Nonetheless, many of the risks of opioid tapering are still theoretical, as evidence to date is lacking. For example, studies linking opioid tapering to opioid overdoses or mortality are inconclusive. Among 11 poor-quality studies of opioid tapering that reported mortality outcomes reviewed for a recent systematic review, one overdose-related death was reported from a total participant pool of 519.16 Owing to the rarity of such important outcomes, further large-scale studies are needed to supplement the evidence base to more definitively guide clinicians in weighing the true risks and benefits of opioid tapering.

Evidence suggests that tapering can be associated with improvements in pain and function, but this may not reflect the realities of involuntary tapers in real-world settings.16,17,18 Involuntary tapering is indicated in certain circumstances for patients for whom risks clearly exceed benefits of continuing, such as after a non-fatal overdose event.2, 3, 31 Nonetheless, in response to the current opioid overdose crisis in the USA, providers may feel external pressure to make unilateral decisions about tapering in circumstances where the risks do not clearly exceed the benefits. For example, the quantity and dose of opioid prescriptions may soon appear in a provider’s quality metrics and be directly tied to financial compensation.32, 33 The results of the current study should invite caution and demonstrate the need to fully understand the risks and benefits of opioid tapers.
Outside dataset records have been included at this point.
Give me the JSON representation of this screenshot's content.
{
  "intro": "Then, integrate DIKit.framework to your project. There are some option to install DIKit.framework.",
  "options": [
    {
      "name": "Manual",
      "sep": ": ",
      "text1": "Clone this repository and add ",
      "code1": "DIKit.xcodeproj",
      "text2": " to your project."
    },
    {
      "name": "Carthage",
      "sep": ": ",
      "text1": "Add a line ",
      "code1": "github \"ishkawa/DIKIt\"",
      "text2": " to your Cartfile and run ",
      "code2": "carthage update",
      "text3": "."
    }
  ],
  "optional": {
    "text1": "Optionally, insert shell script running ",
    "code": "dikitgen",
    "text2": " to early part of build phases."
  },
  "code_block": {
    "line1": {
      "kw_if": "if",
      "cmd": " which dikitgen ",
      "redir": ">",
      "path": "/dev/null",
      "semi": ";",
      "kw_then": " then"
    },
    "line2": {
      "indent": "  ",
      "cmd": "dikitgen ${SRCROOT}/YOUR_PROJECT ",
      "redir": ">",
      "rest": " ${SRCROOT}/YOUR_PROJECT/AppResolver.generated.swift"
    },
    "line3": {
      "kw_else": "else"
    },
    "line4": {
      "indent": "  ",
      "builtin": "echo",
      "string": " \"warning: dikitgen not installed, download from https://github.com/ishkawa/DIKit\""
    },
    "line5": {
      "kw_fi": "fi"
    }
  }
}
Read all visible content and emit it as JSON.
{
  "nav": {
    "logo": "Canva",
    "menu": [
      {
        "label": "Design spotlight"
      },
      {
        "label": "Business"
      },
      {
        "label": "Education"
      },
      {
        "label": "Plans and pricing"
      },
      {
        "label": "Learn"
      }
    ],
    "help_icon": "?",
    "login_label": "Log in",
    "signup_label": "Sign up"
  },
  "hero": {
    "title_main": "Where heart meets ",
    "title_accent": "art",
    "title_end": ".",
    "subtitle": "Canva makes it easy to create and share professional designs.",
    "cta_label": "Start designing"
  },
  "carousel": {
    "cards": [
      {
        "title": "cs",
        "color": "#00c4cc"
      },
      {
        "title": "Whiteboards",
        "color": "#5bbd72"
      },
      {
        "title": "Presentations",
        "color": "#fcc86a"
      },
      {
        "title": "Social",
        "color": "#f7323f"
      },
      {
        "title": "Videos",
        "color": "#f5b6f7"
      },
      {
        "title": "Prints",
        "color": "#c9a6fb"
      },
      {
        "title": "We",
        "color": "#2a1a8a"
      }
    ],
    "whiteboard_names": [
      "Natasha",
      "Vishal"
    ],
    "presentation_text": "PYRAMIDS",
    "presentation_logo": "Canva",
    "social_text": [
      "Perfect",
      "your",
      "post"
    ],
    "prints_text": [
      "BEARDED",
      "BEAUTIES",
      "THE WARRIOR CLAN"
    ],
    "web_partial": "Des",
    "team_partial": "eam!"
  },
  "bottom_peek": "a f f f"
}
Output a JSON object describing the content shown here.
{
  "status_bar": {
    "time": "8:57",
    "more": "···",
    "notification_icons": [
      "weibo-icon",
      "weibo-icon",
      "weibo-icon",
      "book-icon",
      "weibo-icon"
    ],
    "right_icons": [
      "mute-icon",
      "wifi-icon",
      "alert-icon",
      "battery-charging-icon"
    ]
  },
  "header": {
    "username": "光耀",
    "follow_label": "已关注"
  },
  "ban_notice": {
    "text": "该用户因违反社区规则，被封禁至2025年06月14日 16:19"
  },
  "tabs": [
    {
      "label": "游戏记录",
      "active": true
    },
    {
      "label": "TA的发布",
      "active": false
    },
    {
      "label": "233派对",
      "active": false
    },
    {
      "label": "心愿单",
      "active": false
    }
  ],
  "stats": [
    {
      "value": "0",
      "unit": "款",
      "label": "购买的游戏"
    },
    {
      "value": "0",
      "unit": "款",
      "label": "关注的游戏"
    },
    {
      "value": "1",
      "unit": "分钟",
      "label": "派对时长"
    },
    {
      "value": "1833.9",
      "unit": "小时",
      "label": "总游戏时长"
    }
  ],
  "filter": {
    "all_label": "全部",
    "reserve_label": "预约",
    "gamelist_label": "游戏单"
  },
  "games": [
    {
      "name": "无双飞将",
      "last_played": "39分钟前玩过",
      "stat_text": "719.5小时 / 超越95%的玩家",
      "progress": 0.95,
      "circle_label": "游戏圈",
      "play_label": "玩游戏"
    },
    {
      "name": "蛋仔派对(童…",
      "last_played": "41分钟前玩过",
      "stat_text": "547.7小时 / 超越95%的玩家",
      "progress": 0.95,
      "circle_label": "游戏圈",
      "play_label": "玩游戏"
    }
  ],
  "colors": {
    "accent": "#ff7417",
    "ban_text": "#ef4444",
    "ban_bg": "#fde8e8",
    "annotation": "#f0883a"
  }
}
This study has several limitations. First, it was conducted in a single health system using data from 2008 to 2014 which may limit generalizability to other settings. It is possible results may differ in the present, given the rapidly shifting landscape of opioid prescribing and tapering. Second, we could not determine the intent behind an opioid taper or whether termination in care was a direct result of an opioid taper. Third, our definition of opioid taper was conservative, requiring dose reductions in two consecutive 6-month periods. Our findings left a substantial group classified as “unspecified.” Notably, this group had the highest rates of terminating their care, but this may have reflected, among other reasons, termination of care late in the exposure year rather than a taper. Because we were unable to determine whether they had tapered, the unspecified group was only used in sensitivity analyses to provide ranges for our effect estimates. Fourth, our definition of termination of care was conservative, requiring no outpatient encounters with any provider in the health system in the outcome year. By our definition, patients who ended their care with their main prescriber to switch to a different provider within our health system would not be classified as having terminated their care.

Patients in a large urban medical center who had opioid tapers were more likely to experience subsequent termination of care compared with patients taking chronic opioid therapy who had dose continuation. In light of widespread adoption of recommendations to taper select patients, these findings should invite caution. As current opioid tapering guidelines indicate,2, 3, 31 providers should carefully consider the risks of opioid tapering against the benefits of opioid tapering, especially if considering a unilateral decision to taper opioids without patient agreement or engagement. Additional research is needed to more definitively characteristic risks and benefits of opioid tapering in real-world settings and to identify best practices for engaging patients in an opioid taper effectively and for retaining them in care.